The use of Native American terminology has come under increasing scrutiny in recent months. In July, the Washington NFL team bowed to years of pressure by dropping the name “Redskins,” playing this seasons as simply the Washington Football Team, and the Cleveland baseball team followed suit earlier this month by announcing plans to drop its century-old “Indians” name, as soon as a new name is selected. “Hearing firsthand the stories and experiences of Native American people, we gained a deep understanding of how tribal communities feel about the team name and the detrimental effects it has on them,” Cleveland owner Paul Dolan said. There’s also a movement to rename places whose monikers belittle Native Americans. In Utah, a bill was recently proposed to let tribes change offensive names, such as Squaw Valley. “I’ve heard it all my life growing up, especially when I was a younger person in school. And people used to refer to our Native women as ‘squaws,’” Ed Naranjo, a member of the Goshute Reservation on the border of Utah and Nevada, told the Deseret News. “And it seemed to be, the way they were saying it, was derogatory and insensitive and belittling our Native women.” Courts are also beginning to remap the past.
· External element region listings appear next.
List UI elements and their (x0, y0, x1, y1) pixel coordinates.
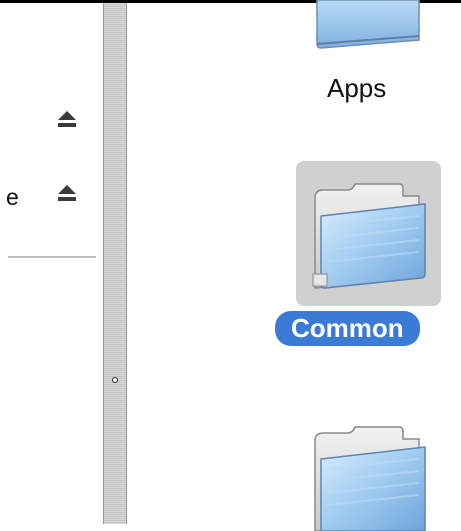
folder-icon (307, 178, 432, 303)
folder-item-apps[interactable]: Apps (127, 0, 461, 113)
eject-icon[interactable] (56, 111, 78, 131)
sidebar: e (0, 3, 103, 524)
finder-icon-view: Apps Common (127, 0, 461, 531)
sidebar-splitter[interactable] (103, 3, 127, 524)
folder-label: Apps (327, 73, 387, 103)
eject-icon[interactable] (56, 185, 78, 205)
folder-icon (307, 421, 432, 531)
folder-label: Common (275, 311, 420, 346)
sidebar-divider (8, 256, 96, 258)
sidebar-item-label: e (6, 184, 19, 210)
folder-item-common[interactable]: Common (127, 153, 461, 353)
splitter-handle-icon[interactable] (112, 377, 118, 383)
folder-icon (307, 0, 427, 50)
folder-item[interactable] (127, 403, 461, 531)
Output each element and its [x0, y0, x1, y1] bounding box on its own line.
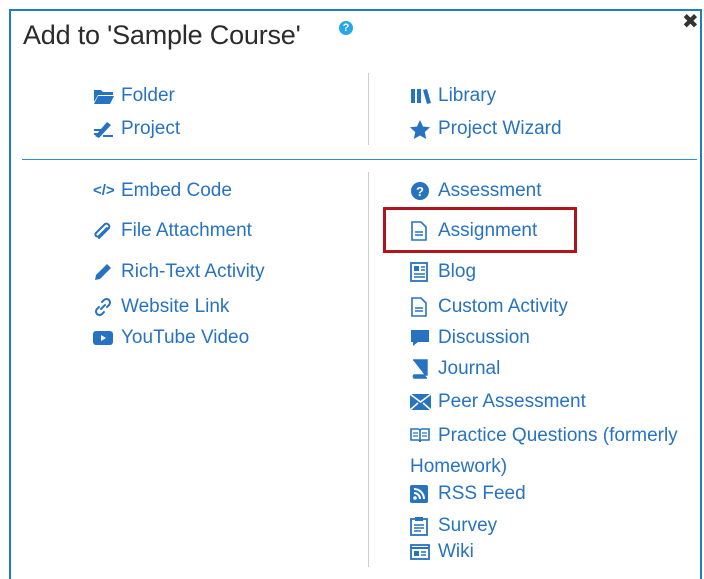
dialog-title: Add to 'Sample Course' [23, 20, 301, 50]
help-icon[interactable]: ? [339, 21, 353, 35]
document-icon [410, 297, 432, 317]
book-icon [410, 359, 432, 379]
close-icon: ✖ [682, 11, 699, 33]
blog-option[interactable]: Blog [410, 261, 476, 283]
peer-assessment-option[interactable]: Peer Assessment [410, 391, 586, 413]
question-circle-icon: ? [410, 181, 432, 201]
code-icon: </> [93, 182, 115, 199]
website-link-label: Website Link [121, 296, 230, 317]
close-button[interactable]: ✖ [682, 12, 699, 32]
project-wizard-option[interactable]: Project Wizard [410, 118, 562, 140]
practice-questions-option[interactable]: Practice Questions (formerly Homework) [410, 421, 702, 481]
youtube-video-option[interactable]: YouTube Video [93, 327, 249, 349]
rss-icon [410, 484, 432, 504]
blog-label: Blog [438, 261, 477, 282]
website-link-option[interactable]: Website Link [93, 296, 229, 318]
custom-activity-label: Custom Activity [438, 296, 568, 317]
project-label: Project [121, 118, 181, 139]
library-icon [410, 86, 432, 106]
envelope-icon [410, 392, 432, 412]
journal-option[interactable]: Journal [410, 358, 500, 380]
rich-text-activity-label: Rich-Text Activity [121, 261, 265, 282]
discussion-option[interactable]: Discussion [410, 327, 530, 349]
file-attachment-option[interactable]: File Attachment [93, 220, 252, 242]
blog-icon [410, 262, 432, 282]
project-icon [93, 119, 115, 139]
assessment-option[interactable]: ? Assessment [410, 180, 541, 202]
folder-icon [93, 86, 115, 106]
wiki-label: Wiki [438, 541, 474, 562]
library-option[interactable]: Library [410, 85, 496, 107]
open-book-icon [410, 423, 432, 452]
survey-label: Survey [438, 515, 498, 536]
bottom-column-divider [368, 172, 369, 567]
assignment-option[interactable]: Assignment [410, 220, 537, 242]
peer-assessment-label: Peer Assessment [438, 391, 586, 412]
embed-code-option[interactable]: </> Embed Code [93, 180, 232, 202]
rss-feed-label: RSS Feed [438, 483, 526, 504]
journal-label: Journal [438, 358, 501, 379]
wiki-option[interactable]: Wiki [410, 541, 474, 563]
svg-text:?: ? [416, 184, 424, 199]
assessment-label: Assessment [438, 180, 542, 201]
pencil-icon [93, 262, 115, 282]
clipboard-icon [410, 516, 432, 536]
library-label: Library [438, 85, 497, 106]
section-divider [22, 159, 697, 160]
star-icon [410, 119, 432, 139]
rss-feed-option[interactable]: RSS Feed [410, 483, 526, 505]
discussion-label: Discussion [438, 327, 530, 348]
practice-questions-label: Practice Questions (formerly Homework) [410, 425, 678, 477]
embed-code-label: Embed Code [121, 180, 232, 201]
folder-label: Folder [121, 85, 175, 106]
assignment-label: Assignment [438, 220, 538, 241]
survey-option[interactable]: Survey [410, 515, 497, 537]
file-attachment-label: File Attachment [121, 220, 252, 241]
folder-option[interactable]: Folder [93, 85, 175, 107]
project-wizard-label: Project Wizard [438, 118, 562, 139]
rich-text-activity-option[interactable]: Rich-Text Activity [93, 261, 265, 283]
comment-icon [410, 328, 432, 348]
wiki-icon [410, 542, 432, 562]
custom-activity-option[interactable]: Custom Activity [410, 296, 568, 318]
link-icon [93, 297, 115, 317]
project-option[interactable]: Project [93, 118, 180, 140]
paperclip-icon [93, 221, 115, 241]
youtube-video-label: YouTube Video [121, 327, 250, 348]
top-column-divider [368, 73, 369, 145]
document-icon [410, 221, 432, 241]
youtube-icon [93, 328, 115, 348]
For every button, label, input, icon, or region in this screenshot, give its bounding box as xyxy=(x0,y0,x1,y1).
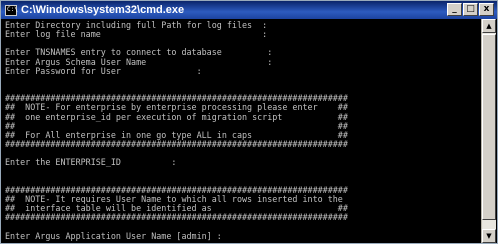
cmd-app-icon[interactable]: C:\ xyxy=(5,4,18,16)
scroll-up-icon[interactable]: ▲ xyxy=(482,19,496,33)
scroll-thumb[interactable] xyxy=(482,34,496,220)
close-button[interactable]: x xyxy=(479,3,494,16)
maximize-button[interactable]: □ xyxy=(463,3,478,16)
console-text: Enter Directory including full Path for … xyxy=(5,20,348,241)
minimize-button[interactable]: _ xyxy=(447,3,462,16)
window-controls: _ □ x xyxy=(447,3,494,16)
title-bar[interactable]: C:\ C:\Windows\system32\cmd.exe _ □ x xyxy=(1,1,497,19)
window-title: C:\Windows\system32\cmd.exe xyxy=(21,4,185,16)
cmd-window: C:\ C:\Windows\system32\cmd.exe _ □ x En… xyxy=(0,0,498,244)
scroll-down-icon[interactable]: ▼ xyxy=(482,229,496,243)
vertical-scrollbar[interactable]: ▲ ▼ xyxy=(481,19,496,243)
console-output[interactable]: Enter Directory including full Path for … xyxy=(2,19,482,243)
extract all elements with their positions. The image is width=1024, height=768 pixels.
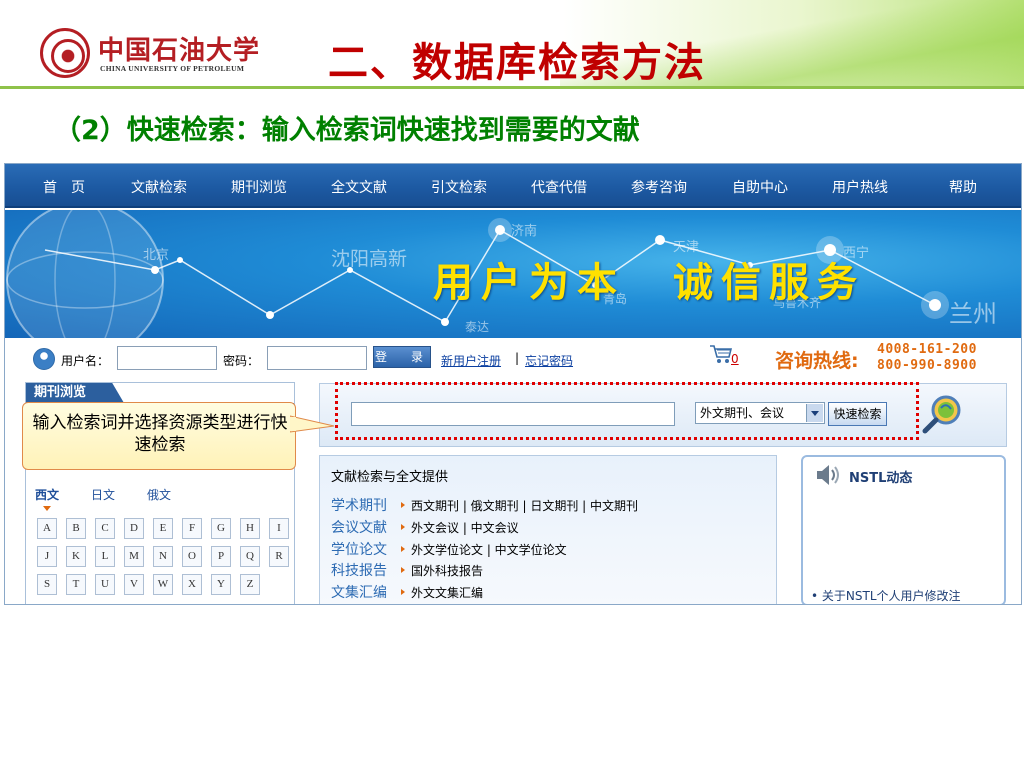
callout-text: 输入检索词并选择资源类型进行快速检索 xyxy=(32,413,288,455)
slide-subtitle: （2）快速检索：输入检索词快速找到需要的文献 xyxy=(54,115,640,146)
cart-count[interactable]: 0 xyxy=(731,352,739,366)
letter-button[interactable]: R xyxy=(269,546,289,567)
bullet-icon xyxy=(401,589,405,595)
hotline-label: 咨询热线: xyxy=(775,350,859,372)
nav-item-literature-search[interactable]: 文献检索 xyxy=(131,177,187,197)
lang-tab-western[interactable]: 西文 xyxy=(35,486,59,503)
nav-item-document-delivery[interactable]: 代查代借 xyxy=(531,177,587,197)
literature-panel-title: 文献检索与全文提供 xyxy=(331,470,449,485)
letter-button[interactable]: E xyxy=(153,518,173,539)
password-input[interactable] xyxy=(267,346,367,370)
letter-button[interactable]: I xyxy=(269,518,289,539)
active-tab-arrow-icon xyxy=(43,506,51,511)
nav-item-reference-consult[interactable]: 参考咨询 xyxy=(631,177,687,197)
letter-button[interactable]: O xyxy=(182,546,202,567)
category-proceedings[interactable]: 文集汇编 xyxy=(331,582,387,602)
nav-item-journal-browse[interactable]: 期刊浏览 xyxy=(231,177,287,197)
username-input[interactable] xyxy=(117,346,217,370)
slide-title: 二、数据库检索方法 xyxy=(328,40,706,86)
nav-bar: 首 页 文献检索 期刊浏览 全文文献 引文检索 代查代借 参考咨询 自助中心 用… xyxy=(5,164,1021,208)
letter-button[interactable]: C xyxy=(95,518,115,539)
banner-slogan: 用户为本 诚信服务 xyxy=(433,260,865,306)
register-link[interactable]: 新用户注册 xyxy=(441,352,501,369)
link-separator: | xyxy=(515,351,520,365)
category-links[interactable]: 西文期刊 | 俄文期刊 | 日文期刊 | 中文期刊 xyxy=(411,497,638,514)
city-label: 泰达 xyxy=(465,320,490,334)
login-bar: 用户名： 密码： 登 录 新用户注册 | 忘记密码 0 咨询热线: 4008-1… xyxy=(5,338,1021,380)
category-conference-papers[interactable]: 会议文献 xyxy=(331,517,387,537)
login-button[interactable]: 登 录 xyxy=(373,346,431,368)
logo-chinese-name: 中国石油大学 xyxy=(98,36,261,66)
banner: 北京 沈阳高新 济南 天津 西宁 青岛 泰达 乌鲁木齐 兰州 用户为本 诚信服务 xyxy=(5,210,1021,338)
magnifier-icon[interactable] xyxy=(921,394,963,434)
logo-english-name: CHINA UNIVERSITY OF PETROLEUM xyxy=(100,64,245,73)
bullet-icon xyxy=(401,546,405,552)
bullet-icon xyxy=(401,524,405,530)
cart-icon[interactable] xyxy=(709,344,733,364)
category-links[interactable]: 外文会议 | 中文会议 xyxy=(411,519,519,536)
lang-tab-russian[interactable]: 俄文 xyxy=(147,486,171,503)
letter-button[interactable]: X xyxy=(182,574,202,595)
letter-button[interactable]: W xyxy=(153,574,173,595)
speaker-icon xyxy=(817,465,839,485)
password-label: 密码： xyxy=(223,354,260,368)
user-icon xyxy=(33,348,55,370)
nav-item-user-hotline[interactable]: 用户热线 xyxy=(832,177,888,197)
slide: 中国石油大学 CHINA UNIVERSITY OF PETROLEUM 二、数… xyxy=(0,0,1024,768)
letter-button[interactable]: Q xyxy=(240,546,260,567)
letter-button[interactable]: K xyxy=(66,546,86,567)
letter-button[interactable]: A xyxy=(37,518,57,539)
category-links[interactable]: 外文文集汇编 xyxy=(411,584,483,601)
category-dissertations[interactable]: 学位论文 xyxy=(331,539,387,559)
category-academic-journals[interactable]: 学术期刊 xyxy=(331,495,387,515)
letter-button[interactable]: H xyxy=(240,518,260,539)
letter-button[interactable]: J xyxy=(37,546,57,567)
city-label: 北京 xyxy=(143,248,170,263)
nstl-news-item[interactable]: • 关于NSTL个人用户修改注 xyxy=(811,587,961,604)
hotline-number: 800-990-8900 xyxy=(877,358,977,373)
nav-item-self-service[interactable]: 自助中心 xyxy=(732,177,788,197)
hotline-number: 4008-161-200 xyxy=(877,342,977,357)
letter-button[interactable]: T xyxy=(66,574,86,595)
letter-button[interactable]: G xyxy=(211,518,231,539)
letter-button[interactable]: F xyxy=(182,518,202,539)
category-tech-reports[interactable]: 科技报告 xyxy=(331,560,387,580)
bullet-icon xyxy=(401,502,405,508)
letter-button[interactable]: D xyxy=(124,518,144,539)
letter-button[interactable]: S xyxy=(37,574,57,595)
city-label: 兰州 xyxy=(949,300,997,328)
nav-item-citation-search[interactable]: 引文检索 xyxy=(431,177,487,197)
letter-button[interactable]: U xyxy=(95,574,115,595)
letter-button[interactable]: V xyxy=(124,574,144,595)
letter-button[interactable]: Y xyxy=(211,574,231,595)
nstl-panel-title: NSTL动态 xyxy=(849,471,913,486)
category-links[interactable]: 外文学位论文 | 中文学位论文 xyxy=(411,541,567,558)
university-seal-icon xyxy=(40,28,90,78)
letter-button[interactable]: M xyxy=(124,546,144,567)
username-label: 用户名： xyxy=(61,354,110,368)
city-label: 沈阳高新 xyxy=(331,248,408,270)
lang-tab-japanese[interactable]: 日文 xyxy=(91,486,115,503)
forgot-password-link[interactable]: 忘记密码 xyxy=(525,352,573,369)
bullet-icon xyxy=(401,567,405,573)
letter-button[interactable]: L xyxy=(95,546,115,567)
city-label: 济南 xyxy=(511,224,538,239)
website-screenshot: 首 页 文献检索 期刊浏览 全文文献 引文检索 代查代借 参考咨询 自助中心 用… xyxy=(4,163,1022,605)
nav-item-home[interactable]: 首 页 xyxy=(43,177,85,197)
journal-browse-tab[interactable]: 期刊浏览 xyxy=(26,383,124,403)
nav-item-help[interactable]: 帮助 xyxy=(949,177,977,197)
category-links[interactable]: 国外科技报告 xyxy=(411,562,483,579)
callout-pointer xyxy=(290,415,335,433)
university-logo: 中国石油大学 CHINA UNIVERSITY OF PETROLEUM xyxy=(40,28,259,80)
search-highlight-box xyxy=(335,382,919,440)
letter-button[interactable]: P xyxy=(211,546,231,567)
letter-button[interactable]: B xyxy=(66,518,86,539)
letter-button[interactable]: N xyxy=(153,546,173,567)
nav-item-fulltext[interactable]: 全文文献 xyxy=(331,177,387,197)
letter-button[interactable]: Z xyxy=(240,574,260,595)
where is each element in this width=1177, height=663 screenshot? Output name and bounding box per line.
A recent U.S. Supreme Court decision found that large parts of Tulsa and eastern Oklahoma were once a reservation of the Muscogee (Creek) Nation. The court’s decision could prevent state or local authorities from prosecuting Indigenous people who commit crimes on reservation land.

What to Map?

There’s some debate among experts about which Native American places should be mapped. “Viewed with a long-view lens, all spaces on the map of North America are ‘Indigenous,’” Stephen Aron, a professor at UCLA specializing in the American West, said in an email interview. “I suppose for contemporary mapping purposes, most important would be to mark the locations of Indian villages and sacred and ceremonial sites,” he said. But some experts say that when mapping Native American lands, not everything should be revealed, so as to preserve their sanctity. “The last thing Indigenous people need is a mapping of sacred spaces with indigenous names on them,” Kathryn Shanley, a professor of Native American studies at the University of Montana, said in an email interview. “The Confederated Salish and Kootenai people on the Flathead Reservation take great care before releasing the names of places on their homelands.”  A reckoning of how land was taken from Native Americans is long overdue. Digital maps showing original place names is one way we can reexamine U.S. history and its debt to the first settlers.